Dublin People

Transported criminal cash due to drug debt

By Declan Brennan

A man who agreed to transport thousands of euros in criminal cash from a village in Louth because he had a drug debt has had been jailed for two years.

Michael Greene (46) of Seabury Lawns, Mornington, Meath pleaded guilty at Dublin Circuit Criminal Court to money laundering of €104,720 in cash at a place in Swords, Co Dublin on October 1, 2021.

David Perry BL, prosecuting, told the court that gardai had obtained confidential information in relation to another man, Michael Jameson of Aidton Court, Newtown Mearns, Glasgow, Scotland and his arrival at Dublin Airport from Dubai.

A surveillance operation was set up and gardaí observed Jameson leave the airport and get into an Audi Q5, driven by a third man, not before the court.

The car was driven to Clondalkin and then to Knockbridge, Co Louth where it was parked for half an hour in a lay-by near a church.

At around 5pm Jameson got out of the car and walked to the nearby graveyard with a plastic bag.

He got into a Toyota RAV4 driven by Greene, who then drove Jameson back to his car. The court heard gardaí then followed Greene, who was not the target of the garda operation but became a target in the course of it.

The defendant drove back to Dublin and gardaí stopped his car on the Swords exit of the M1, and found a large quantity of cash inside different plastic bags.

Asked if it everything in the car belonged to him he replied: “No, I was asked to collect the bag, I was getting €500 for it. I have no idea what was in it. I was told it would only be money. A fella just handed it to me.”

During questioning he told gardaí he had a chronic coke addiction and had built up a drug debt.

He said while he was now clean, there was money outstanding and that some of the debt was to be scratched off in return for his participation in this operation.

He told gardaí he was afraid of the people he owed money to, saying “the whole reason I am in this mess is because I’m terrified of them.”

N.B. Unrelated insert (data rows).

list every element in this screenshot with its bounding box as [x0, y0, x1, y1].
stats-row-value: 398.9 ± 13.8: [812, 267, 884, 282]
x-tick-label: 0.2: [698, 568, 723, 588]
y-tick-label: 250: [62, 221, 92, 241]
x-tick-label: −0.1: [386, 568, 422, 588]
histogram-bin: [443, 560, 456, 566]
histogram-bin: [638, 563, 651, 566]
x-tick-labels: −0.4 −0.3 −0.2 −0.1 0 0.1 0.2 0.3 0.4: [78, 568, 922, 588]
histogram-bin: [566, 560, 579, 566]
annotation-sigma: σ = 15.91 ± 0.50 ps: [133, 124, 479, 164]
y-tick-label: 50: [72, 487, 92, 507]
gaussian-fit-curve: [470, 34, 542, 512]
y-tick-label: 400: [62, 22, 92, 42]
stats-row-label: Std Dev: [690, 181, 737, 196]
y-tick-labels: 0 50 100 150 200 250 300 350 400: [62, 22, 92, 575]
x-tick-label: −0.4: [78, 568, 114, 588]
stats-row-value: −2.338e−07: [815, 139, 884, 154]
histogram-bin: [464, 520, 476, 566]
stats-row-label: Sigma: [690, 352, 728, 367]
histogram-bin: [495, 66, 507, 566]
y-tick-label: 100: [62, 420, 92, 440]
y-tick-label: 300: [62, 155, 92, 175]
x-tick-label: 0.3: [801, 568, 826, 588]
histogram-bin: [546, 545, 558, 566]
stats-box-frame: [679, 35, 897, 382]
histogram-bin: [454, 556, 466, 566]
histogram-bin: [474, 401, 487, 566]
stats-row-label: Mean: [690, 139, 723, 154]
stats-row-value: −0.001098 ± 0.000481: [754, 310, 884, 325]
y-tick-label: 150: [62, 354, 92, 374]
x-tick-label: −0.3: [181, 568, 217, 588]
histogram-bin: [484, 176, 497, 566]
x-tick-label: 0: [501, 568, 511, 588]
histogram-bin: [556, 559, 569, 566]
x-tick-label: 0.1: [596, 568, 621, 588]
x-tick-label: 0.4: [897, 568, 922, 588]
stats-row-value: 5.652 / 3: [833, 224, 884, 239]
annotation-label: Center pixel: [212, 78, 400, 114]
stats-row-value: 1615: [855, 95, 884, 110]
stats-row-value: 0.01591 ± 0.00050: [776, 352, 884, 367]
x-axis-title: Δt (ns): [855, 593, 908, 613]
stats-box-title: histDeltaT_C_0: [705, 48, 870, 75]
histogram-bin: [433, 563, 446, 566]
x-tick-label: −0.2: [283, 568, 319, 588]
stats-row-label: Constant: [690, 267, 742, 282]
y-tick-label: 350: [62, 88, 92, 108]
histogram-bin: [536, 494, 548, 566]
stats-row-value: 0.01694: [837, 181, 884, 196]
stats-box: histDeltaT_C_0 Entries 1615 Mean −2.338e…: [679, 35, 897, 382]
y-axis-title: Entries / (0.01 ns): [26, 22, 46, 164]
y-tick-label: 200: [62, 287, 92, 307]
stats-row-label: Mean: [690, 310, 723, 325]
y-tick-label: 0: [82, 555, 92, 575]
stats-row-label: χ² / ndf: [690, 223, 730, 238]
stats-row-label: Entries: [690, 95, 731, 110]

Oisin Clarke BL, defending, said his client suffered from sleep apnea and was using cocaine to “calm him down”. He said he kept his cocaine habit from even his family but his increasing use caused him to build up the drug debt.

Mr Clarke asked the court to take into consideration his client’s lesser role in the operation and that he was not the target of the operation.

“He was not on the garda radar, he was in the wrong place at the wrong time doing the wrong thing,” Mr Clarke said.

Judge Pauline Codd said that the amount of money was significant and while Greene was acting merely as “a foot soldier”, criminal organisations needed foot soldiers to operate.

She noted evidence that Greene was “highly psychologically vulnerable” at the time and was in fear for his life over drug debts.

She suspended the final year of a three-year prison term on condition that Greene keep the peace and be of good behaviour.

The court heard that Jameson previously received a three-and-a-half year prison sentence for his role in the operation.